Harold Phillips, the Trinidad-born pan player and concert
promoter was best known as Lord Woodbine, after the cigarettes
that he chain-smoked.
He was born in Lavantille, Trinidad in 1928, and arrived
in England aboard the Empire Windrush in June 1948. He quickly
took up residence in Liverpool, believing that this city
held the best prospects for his success.
He opened his own nightclub, called the Colony Club, and
soon became widely known for his use of a cutlass to tame
his rowdy patrons; it was said that the flash of Woodbine's
'gilipin' was always enough to restore peace to the dancehall.
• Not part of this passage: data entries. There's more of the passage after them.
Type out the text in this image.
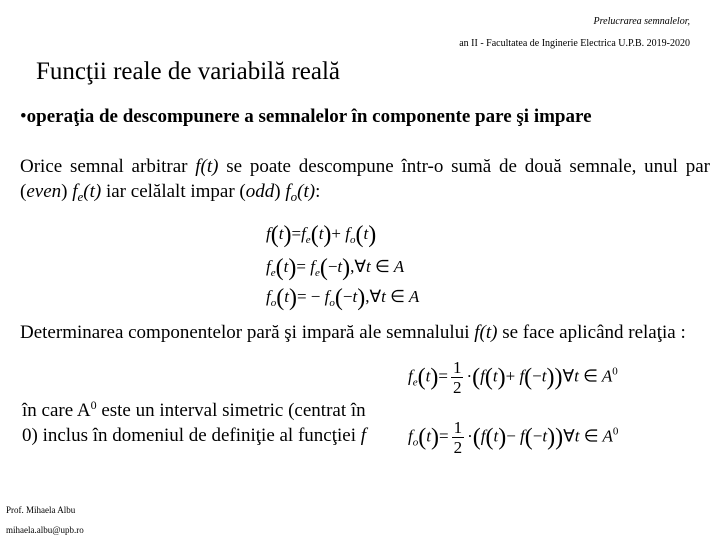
Prelucrarea semnalelor,
an II - Facultatea de Inginerie Electrica U.P.B. 2019-2020
Funcţii reale de variabilă reală
•operaţia de descompunere a semnalelor în componente pare şi impare
Orice semnal arbitrar f(t) se poate descompune într-o sumă de două semnale, unul par (even) $f_e(t)$ iar celălalt impar (odd) $f_o(t)$:
$f(t)=f_e(t)+ f_o(t)$
$f_e(t)=$ $f_e(-t),\forall t$ ∈ A
$f_o(t)=$ − $f_o(-t),\forall t$ ∈ A
Determinarea componentelor pară şi impară ale semnalului f(t) se face aplicând relaţia :
$f_e(t)= \frac{1}{2} \cdot(f(t)+$ f(−t))∀t ∈ $A^0$
$f_o(t)= \frac{1}{2} \cdot(f(t)-$ f(−t))∀t ∈ $A^0$
în care $A^0$ este un interval simetric (centrat în 0) inclus în domeniul de definiţie al funcţiei f
Prof. Mihaela Albu
mihaela.albu@upb.ro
Woodbine also founded the Royal Caribbean Steel Orchestra,
the first steel orchestra formed in England. Woodbine's
steel band played all over Liverpool, always followed by
a posse of loyal fans, including John Lennon and Paul McCartney,
who both loved steel band music. Lennon would often take
his guitar to the pan concerts so he could jam with 'Woody'.
Lennon, McCartney and their band, the Silver Beetles often
played at Woodbine's club. Woody liked their music, and
so when German cabaret owner Bruno Koshminder called to
ask Woodbine for a 'good British band', he picked the Beatles,
and went on to drive the then five man group (Lennon McCartney,
Pete Best, Stuart Sutcliffe and George Harrison) from the
Netherlands to Germany in a 'mash up' Volkswagen van. This
is how the Hamburg concert happened, and Lord Woodbine played
a part in facilitating it. Tragically, Lord Woodbine was
killed in a house fire in Liverpool in 2000, aged 72.